Notes: Overthinks everything. Fears social interaction but joined a knitting club to “expose herself.”

I snorted lightly. “That sounds like a bad headline waiting to happen.”

I jotted down a few observations with my favorite pen, the one that glides just right and doesn’t smudge unless I sneeze mid-sentence, which has happened more times than I’ll ever admit.

File after file, name after name, each one with their own shade of sadness, trauma, chaos. Some were quiet disasters. Others were loud, messy wounds dressed in expensive perfume and big smiles.

That’s the thing about being a therapist. People think we fix others. But really? We just learn how to read between the silences. How to recognize that tight smile for what it is. How to see the tremble in a hand before it reaches for the coffee cup.

I paused and looked at the fourth file on the pile.

Wesley, 22. PTSD.
Not ready to talk. Sits in silence for the full 45 minutes.

“Same, honestly.” I muttered, scribbling a note to switch up the environment next session, maybe bring in fidget toys or let him sketch instead of speak.

Half the time, therapy isn’t about the words. It’s about letting someone exist without judgment. Silence can be healing, too.

A buzz interrupted my thoughts. My phone lit up on the corner of the desk with a text.

Hannah:
“What do you want? I’m in the snacks aisle.”

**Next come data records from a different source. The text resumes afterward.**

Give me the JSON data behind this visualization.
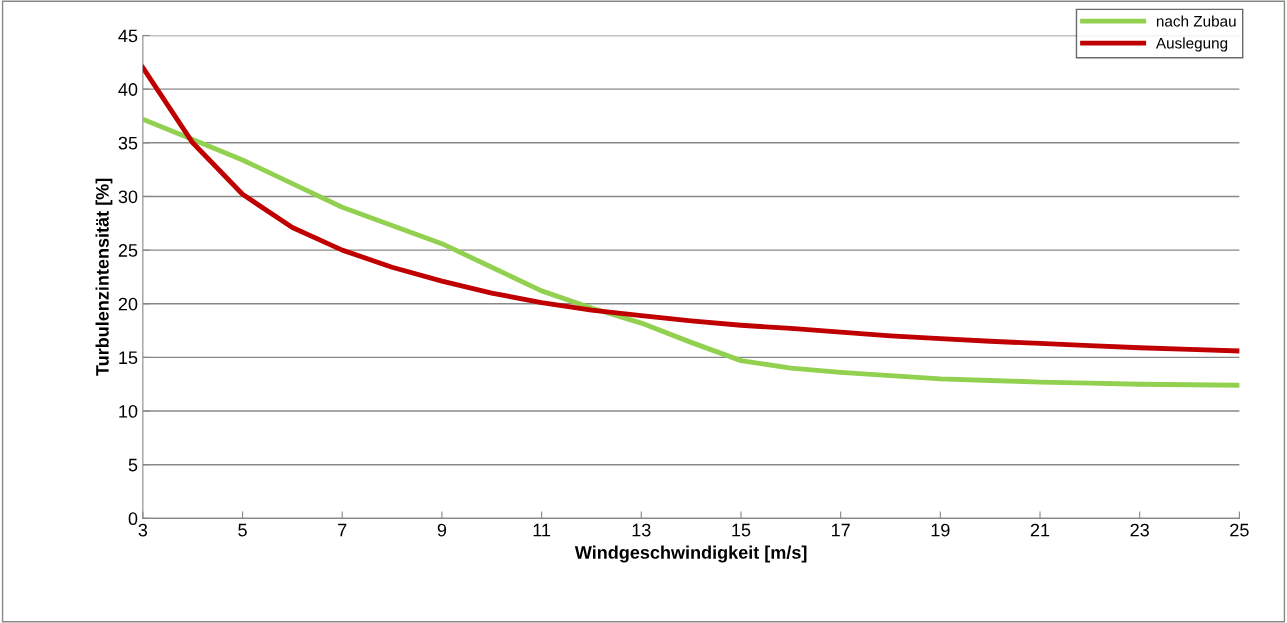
{
  "chart_data": {
    "type": "line",
    "xlabel": "Windgeschwindigkeit [m/s]",
    "ylabel": "Turbulenzintensität [%]",
    "x": [
      3,
      4,
      5,
      6,
      7,
      8,
      9,
      10,
      11,
      12,
      13,
      14,
      15,
      16,
      17,
      18,
      19,
      20,
      21,
      22,
      23,
      24,
      25
    ],
    "series": [
      {
        "name": "nach Zubau",
        "color": "#92d050",
        "values": [
          37.2,
          35.3,
          33.4,
          31.2,
          29.0,
          27.3,
          25.6,
          23.4,
          21.2,
          19.6,
          18.2,
          16.4,
          14.7,
          14.0,
          13.6,
          13.3,
          13.0,
          12.85,
          12.7,
          12.6,
          12.5,
          12.45,
          12.4
        ]
      },
      {
        "name": "Auslegung",
        "color": "#c00000",
        "values": [
          42.0,
          35.0,
          30.2,
          27.1,
          25.0,
          23.4,
          22.1,
          21.0,
          20.1,
          19.4,
          18.9,
          18.4,
          18.0,
          17.7,
          17.35,
          17.0,
          16.75,
          16.5,
          16.3,
          16.1,
          15.9,
          15.75,
          15.6
        ]
      }
    ],
    "xlim": [
      3,
      25
    ],
    "xticks": [
      3,
      5,
      7,
      9,
      11,
      13,
      15,
      17,
      19,
      21,
      23,
      25
    ],
    "ylim": [
      0,
      45
    ],
    "yticks": [
      0,
      5,
      10,
      15,
      20,
      25,
      30,
      35,
      40,
      45
    ],
    "grid": "y",
    "legend": "top right",
    "marker": "none",
    "line_style": "solid"
  }
}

I blinked at it for a second, trying to remember if I asked for anything. I hadn’t. But Hannah had a habit of impulsively buying people food when she was overwhelmed. Snack-based generosity was her love language.

I typed back.“Surprise me. But not nuts. You know how I feel about anything crunchy that sounds like bones breaking. Or chocolate, you know I hate it.”

It wasn’t a picky thing, okay, maybe it was, but chocolate made my mouth feel like I was chewing on guilt wrapped in wax. People always gasped when I told them I didn’t like it. Like I’d just confessed to a felony. I’d stopped explaining myself years ago.

Besides, chocolate was for people who believed in comfort. In sugar as a cure. I never did. If sweetness could fix anything, I wouldn’t be staring at a pile of broken people’s lives every night like bedtime stories for the emotionally wrecked.

And the nuts? Yeah, no. That crunch always reminded me of dislocated joints. Snaps and cracks and memories I didn’t want. Once you've heard real bones break, you never forget the sound. It echoes.